Senator Kohl. Thank you. Thank you, Mr. Chairman.
The Chairman. Thank you, Senator Kohl.
Nancy and Steve, we are grateful for your presence here
today and your patience with the interruption of the roll call
vote. You have contributed greatly to our understanding and we
salute your preparations.
With that, we are adjourned.
[Whereupon, at 11:33 a.m., the Committee was adjourned.]
A P P E N D I X
----------
Prepared Statement of Senator Hillary Rodham Clinton
Thank you, Chairman Smith and Senator Kohl, for calling
this hearing today, and bringing attention to the issues of the
elderly population in pandemic situations.
In many of our discussions around pandemic influenza, we
have been looking back at the events of 1918, when young,
healthy individuals bore the brunt of illness and death.
But when you consider the other pandemics of the 20th
century--those that occurred in 1957 and 1969--the elderly were
among those that were hardest hit by the virus.
The pattern in the 1957 and 1969 pandemics mirrored those
that we see every year during our seasonal flu epidemic, when
we have over 36,000 deaths and more than 200,000
hospitalizations that are concentrated among elderly
individuals, who are at greater risk of complications from the
flu.
As such, I think that we need to increase our preparedness
for the special needs of senior citizens to ensure that they
will be able to continue to access necessary medical and
support services without interruption.
But what is particularly worrisome to me, when thinking
about our nation's ability to help seniors get the vaccines and
antivirals that will help them survive a pandemic, is the fact
that we aren't even prepared to deal with the seasonal
influenza epidemic that we face--that we know with certainty
that we will face every single year.
Since 2000, we have had multiple shortages of seasonal flu
vaccine. We all recall senior citizens lining up for hours to
obtain flu vaccine, unscrupulous distributors attempting to
sell scarce vaccine to the highest bidder, and millions of
Americans delaying or deferring necessary flu shots.
Because we don't have a system through which to track
vaccine, we can't ensure the supplies that we do have reach the
highest priority populations--including seniors and the
chronically ill--who should get vaccinated as early as possible
in any given flu season.
I've introduced legislation with Senator Pat Roberts, the
Influenza Vaccine Security Act, that would help us make some
positive changes in our nation's system for distributing,
tracking and delivering seasonal flu vaccine.

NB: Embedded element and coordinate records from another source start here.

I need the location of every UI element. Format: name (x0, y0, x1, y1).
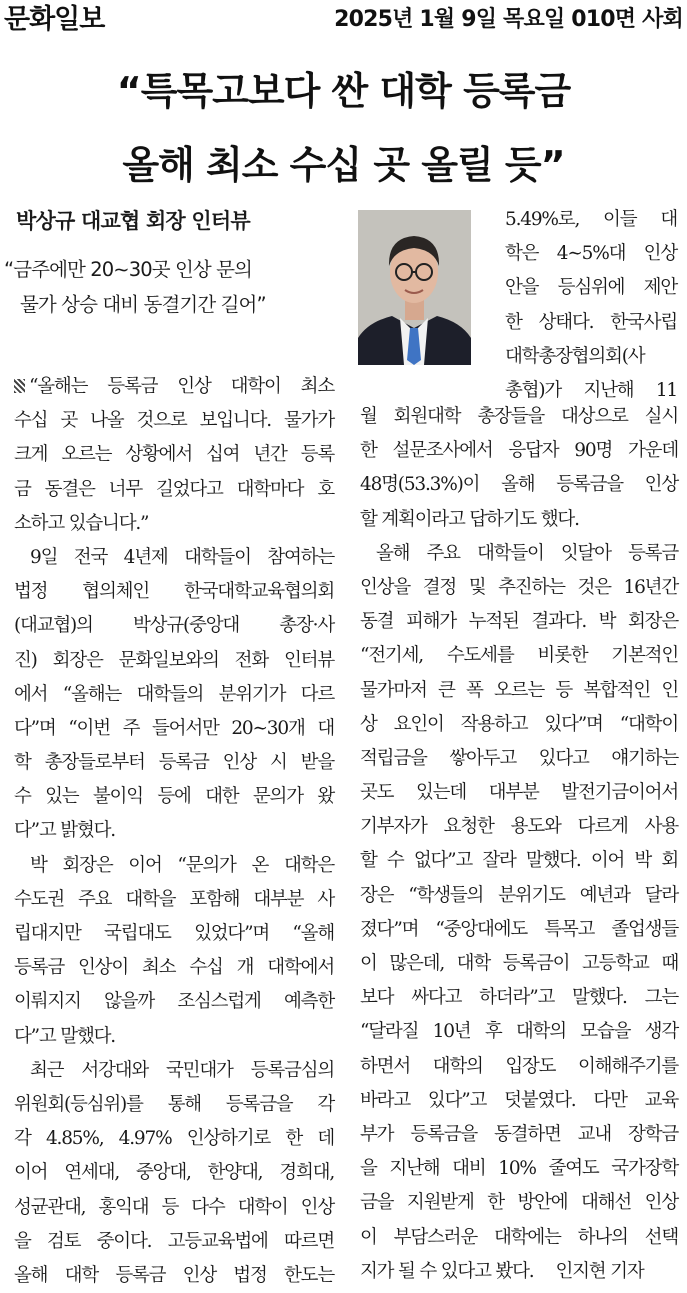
article-line: 소하고 있습니다.” (14, 512, 149, 534)
article-line: 수도권 주요 대학을 포함해 대부분 사 (14, 888, 334, 910)
article-line: 5.49%로, 이들 대 (505, 209, 677, 230)
article-line: 9일 전국 4년제 대학들이 참여하는 (30, 546, 334, 568)
newspaper-logo: 문화일보 (4, 4, 105, 35)
article-line: “올해는 등록금 인상 대학이 최소 (14, 370, 334, 404)
article-line: (대교협)의 박상규(중앙대 총장·사 (14, 615, 334, 637)
article-line: 안을 등심위에 제안 (505, 277, 677, 299)
article-line: 을 검토 중이다. 고등교육법에 따르면 (14, 1230, 334, 1252)
article-line: 이뤄지지 않을까 조심스럽게 예측한 (14, 991, 334, 1013)
article-line: 금을 지원받게 한 방안에 대해선 인상 (360, 1192, 678, 1214)
paragraph-marker-icon (14, 379, 25, 393)
headline-line-1: “특목고보다 싼 대학 등록금 (116, 69, 571, 113)
article-line: 한 상태다. 한국사립 (505, 311, 677, 333)
article-line: 바라고 있다”고 덧붙였다. 다만 교육 (360, 1089, 678, 1111)
headline (0, 54, 687, 202)
article-line: “전기세, 수도세를 비롯한 기본적인 (360, 645, 678, 667)
article-last-line: 지가 될 수 있다고 봤다. 인지현 기자 (360, 1260, 644, 1282)
byline: 인지현 기자 (555, 1260, 644, 1282)
article-column-right (360, 400, 678, 1289)
article-line: 총협)가 지난해 11 (505, 379, 677, 401)
article-line: 크게 오르는 상황에서 십여 년간 등록 (14, 444, 334, 466)
article-line: 등록금 인상이 최소 수십 개 대학에서 (14, 957, 334, 979)
article-line: 최근 서강대와 국민대가 등록금심의 (30, 1059, 334, 1081)
article-line: 졌다”며 “중앙대에도 특목고 졸업생들 (360, 918, 678, 940)
article-line: 올해 주요 대학들이 잇달아 등록금 (376, 542, 678, 564)
article-line: 이어 연세대, 중앙대, 한양대, 경희대, (14, 1162, 334, 1184)
article-line: 장은 “학생들의 분위기도 예년과 달라 (360, 884, 678, 906)
subhead: 박상규 대교협 회장 인터뷰 (16, 209, 250, 233)
article-column-left (14, 370, 334, 1293)
article-line: 이 부담스러운 대학에는 하나의 선택 (360, 1226, 678, 1248)
article-line: 48명(53.3%)이 올해 등록금을 인상 (360, 474, 678, 496)
article-line: 할 계획이라고 답하기도 했다. (360, 508, 579, 530)
article-line: 월 회원대학 총장들을 대상으로 실시 (360, 406, 678, 427)
pull-quote (4, 252, 344, 322)
article-line: 학은 4∼5%대 인상 (505, 243, 677, 265)
article-line: 대학총장협의회(사 (505, 345, 645, 367)
article-line: 상 요인이 작용하고 있다”며 “대학이 (360, 713, 678, 735)
article-line: 기부자가 요청한 용도와 다르게 사용 (360, 816, 678, 838)
article-line: 에서 “올해는 대학들의 분위기가 다르 (14, 683, 334, 705)
masthead (0, 0, 687, 40)
article-line: 적립금을 쌓아두고 있다고 얘기하는 (360, 747, 678, 769)
article-line: 수십 곳 나올 것으로 보입니다. 물가가 (14, 410, 334, 432)
article-line: 성균관대, 홍익대 등 다수 대학이 인상 (14, 1196, 334, 1218)
article-line: 물가마저 큰 폭 오르는 등 복합적인 인 (360, 679, 678, 701)
headline-line-2: 올해 최소 수십 곳 올릴 듯” (122, 143, 565, 187)
article-line: 다”며 “이번 주 들어서만 20∼30개 대 (14, 717, 334, 739)
portrait-illustration (358, 210, 471, 365)
article-line: 법정 협의체인 한국대학교육협의회 (14, 581, 334, 603)
article-line: 한 설문조사에서 응답자 90명 가운데 (360, 440, 678, 462)
article-line: 하면서 대학의 입장도 이해해주기를 (360, 1055, 678, 1077)
article-line: 다”고 말했다. (14, 1025, 115, 1047)
article-line: 수 있는 불이익 등에 대한 문의가 왔 (14, 786, 334, 808)
article-line: 박 회장은 이어 “문의가 온 대학은 (30, 854, 334, 876)
article-line: “달라질 10년 후 대학의 모습을 생각 (360, 1021, 678, 1043)
article-line: 올해 대학 등록금 인상 법정 한도는 (14, 1264, 334, 1286)
article-line: 할 수 없다”고 잘라 말했다. 이어 박 회 (360, 850, 678, 872)
article-line: 을 지난해 대비 10% 줄여도 국가장학 (360, 1158, 678, 1180)
article-line: 립대지만 국립대도 있었다”며 “올해 (14, 923, 334, 944)
pull-quote-line-2: 물가 상승 대비 동결기간 길어” (20, 293, 266, 316)
article-line: 인상을 결정 및 추진하는 것은 16년간 (360, 576, 678, 598)
article-line: 보다 싸다고 하더라”고 말했다. 그는 (360, 987, 678, 1009)
article-line: 학 총장들로부터 등록금 인상 시 받을 (14, 752, 334, 774)
article-line: 다”고 밝혔다. (14, 820, 115, 842)
dateline: 2025년 1월 9일 목요일 010면 사회 (334, 7, 683, 32)
article-line: 이 많은데, 대학 등록금이 고등학교 때 (360, 953, 678, 974)
article-column-right-top (505, 203, 677, 408)
article-line: 부가 등록금을 동결하면 교내 장학금 (360, 1123, 678, 1145)
article-line: 위원회(등심위)를 통해 등록금을 각 (14, 1093, 334, 1115)
reporter-subject-photo (358, 210, 471, 365)
pull-quote-line-1: “금주에만 20∼30곳 인상 문의 (4, 258, 252, 281)
article-line: 동결 피해가 누적된 결과다. 박 회장은 (360, 611, 678, 633)
article-line: 진) 회장은 문화일보와의 전화 인터뷰 (14, 649, 334, 671)
article-line: 금 동결은 너무 길었다고 대학마다 호 (14, 478, 334, 500)
article-line: 각 4.85%, 4.97% 인상하기로 한 데 (14, 1128, 334, 1150)
article-line: 곳도 있는데 대부분 발전기금이어서 (360, 782, 678, 804)
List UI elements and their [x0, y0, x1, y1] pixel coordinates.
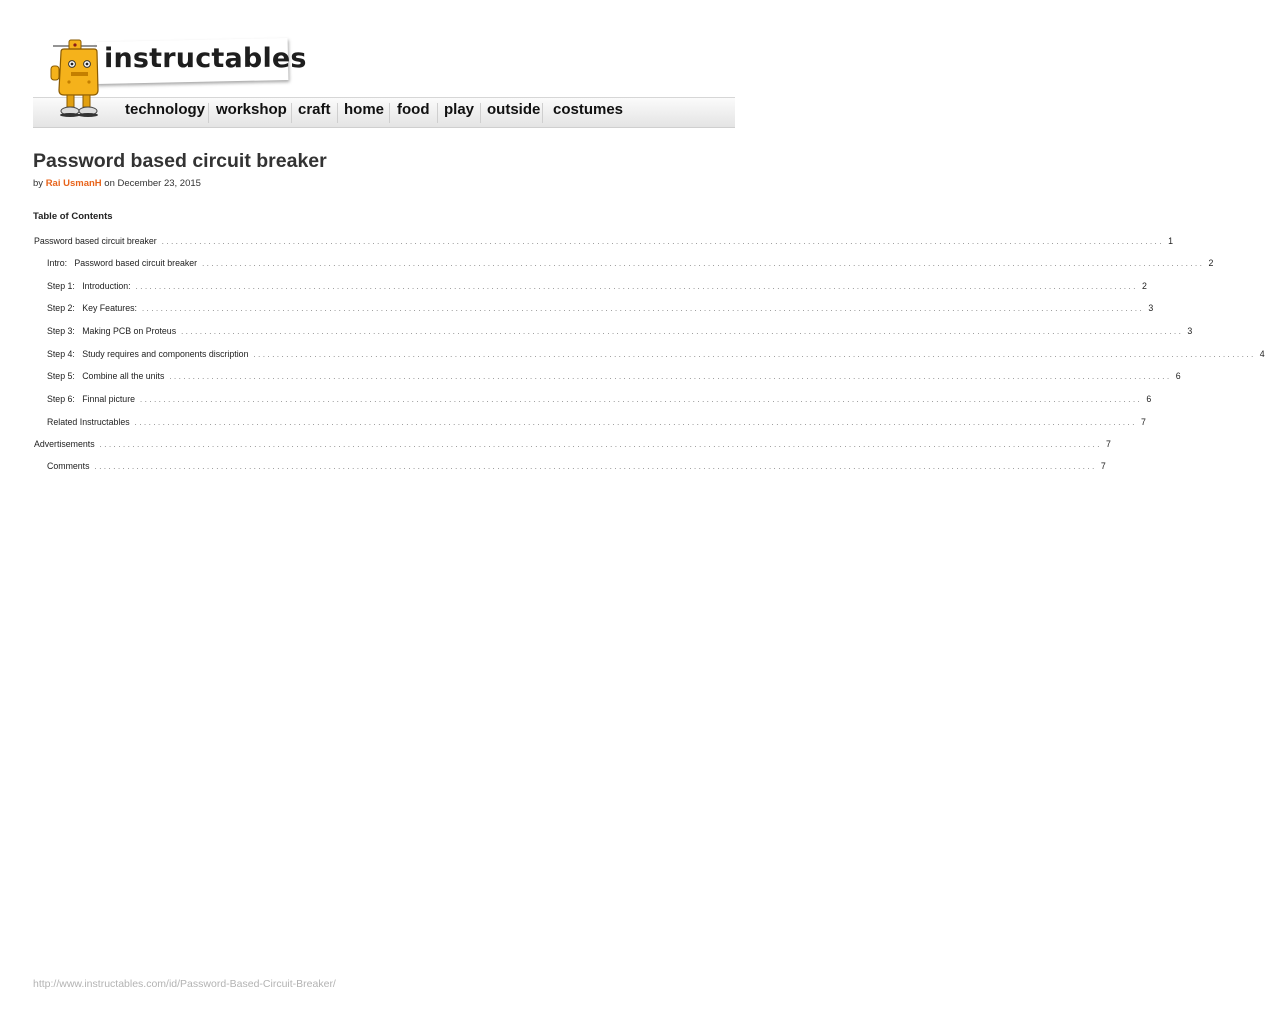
- toc-leader-dots: ......................................................................................................................................................................................................................: [135, 282, 1138, 291]
- nav-divider: [337, 103, 338, 123]
- byline-prefix: by: [33, 178, 44, 189]
- toc-entry[interactable]: [47, 258, 1214, 272]
- author-link[interactable]: Rai UsmanH: [45, 178, 102, 189]
- toc-heading: Table of Contents: [33, 211, 113, 222]
- toc-leader-dots: ......................................................................................................................................................................................................................: [181, 327, 1184, 336]
- toc-leader-dots: ......................................................................................................................................................................................................................: [202, 259, 1205, 268]
- toc-entry-page: 2: [1208, 258, 1214, 268]
- nav-divider: [389, 103, 390, 123]
- page-title: Password based circuit breaker: [33, 150, 327, 172]
- toc-entry[interactable]: [47, 281, 1147, 295]
- toc-leader-dots: ......................................................................................................................................................................................................................: [161, 237, 1165, 246]
- toc-entry-page: 6: [1146, 394, 1152, 404]
- toc-entry-page: 1: [1168, 236, 1173, 246]
- toc-entry[interactable]: [47, 349, 1265, 363]
- nav-home[interactable]: home: [344, 101, 385, 118]
- toc-entry-label: Step 6: Finnal picture: [47, 394, 136, 404]
- toc-leader-dots: ......................................................................................................................................................................................................................: [140, 395, 1143, 404]
- toc-entry-page: 3: [1148, 303, 1154, 313]
- publish-date: on December 23, 2015: [104, 178, 201, 189]
- footer-url[interactable]: http://www.instructables.com/id/Password-Based-Circuit-Breaker/: [33, 978, 336, 990]
- toc-entry-label: Step 4: Study requires and components discription: [47, 349, 249, 359]
- toc-leader-dots: ......................................................................................................................................................................................................................: [141, 304, 1145, 313]
- nav-workshop[interactable]: workshop: [216, 101, 287, 118]
- nav-divider: [542, 103, 543, 123]
- nav-divider: [437, 103, 438, 123]
- toc-entry-page: 7: [1140, 417, 1146, 427]
- toc-entry[interactable]: [47, 371, 1181, 385]
- toc-entry-page: 3: [1187, 326, 1193, 336]
- toc-leader-dots: ......................................................................................................................................................................................................................: [134, 418, 1137, 427]
- nav-divider: [480, 103, 481, 123]
- nav-craft[interactable]: craft: [298, 101, 331, 118]
- site-header: [0, 0, 768, 135]
- toc-entry-label: Password based circuit breaker: [34, 236, 157, 246]
- toc-entry-label: Comments: [47, 461, 90, 471]
- toc-entry-label: Step 2: Key Features:: [47, 303, 137, 313]
- toc-entry-page: 2: [1141, 281, 1147, 291]
- site-logo-text[interactable]: instructables: [104, 43, 307, 74]
- toc-entry-label: Advertisements: [34, 439, 95, 449]
- toc-entry[interactable]: [47, 461, 1106, 475]
- nav-outside[interactable]: outside: [487, 101, 541, 118]
- toc-entry[interactable]: [47, 303, 1154, 317]
- toc-entry-page: 7: [1105, 439, 1111, 449]
- toc-entry-label: Step 3: Making PCB on Proteus: [47, 326, 177, 336]
- toc-entry-label: Intro: Password based circuit breaker: [47, 258, 198, 268]
- toc-entry[interactable]: [47, 394, 1152, 408]
- byline: [33, 178, 201, 189]
- toc-leader-dots: ......................................................................................................................................................................................................................: [99, 440, 1102, 449]
- toc-entry[interactable]: [47, 417, 1146, 431]
- toc-entry-page: 4: [1259, 349, 1265, 359]
- toc-leader-dots: ......................................................................................................................................................................................................................: [169, 372, 1172, 381]
- toc-entry-page: 6: [1175, 371, 1181, 381]
- toc-entry-page: 7: [1100, 461, 1106, 471]
- toc-entry[interactable]: [34, 439, 1111, 453]
- category-nav: [33, 97, 735, 128]
- nav-divider: [291, 103, 292, 123]
- toc-entry[interactable]: [47, 326, 1193, 340]
- toc-leader-dots: ......................................................................................................................................................................................................................: [94, 462, 1097, 471]
- nav-divider: [208, 103, 209, 123]
- toc-entry-label: Step 5: Combine all the units: [47, 371, 165, 381]
- nav-technology[interactable]: technology: [125, 101, 206, 118]
- toc-entry[interactable]: [34, 236, 1173, 250]
- nav-food[interactable]: food: [397, 101, 430, 118]
- robot-mascot-icon: [47, 38, 109, 120]
- toc-entry-label: Step 1: Introduction:: [47, 281, 131, 291]
- toc-entry-label: Related Instructables: [47, 417, 130, 427]
- toc-leader-dots: ......................................................................................................................................................................................................................: [253, 350, 1256, 359]
- nav-costumes[interactable]: costumes: [553, 101, 624, 118]
- nav-play[interactable]: play: [444, 101, 475, 118]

Our legislation would establish a tracking system through
which we could better trace the distribution of vaccine from
the factory to the provider and identify counties with high
numbers of priority populations, including senior citizens.
With such a system in place, we could easily determine in
times of shortage where vaccine was most needed and facilitate
distribution to those areas to help our elderly get the shots
that they need. All of this could take place in a matter of
hours, rather than days or weeks.
It simply makes sense to establish an operational tracking
system for vaccine distribution that can be used in both
seasonal and pandemic events, rather than rely on untried
mechanisms in an emergency situation where we will already be
facing multiple obstacles to delivery of health care--in
particular, life saving care for elderly populations.
I look forward to working my colleagues on this committee
to continue to raise awareness of the needs of senior citizens
in pandemic and other emergency situations. Thank you.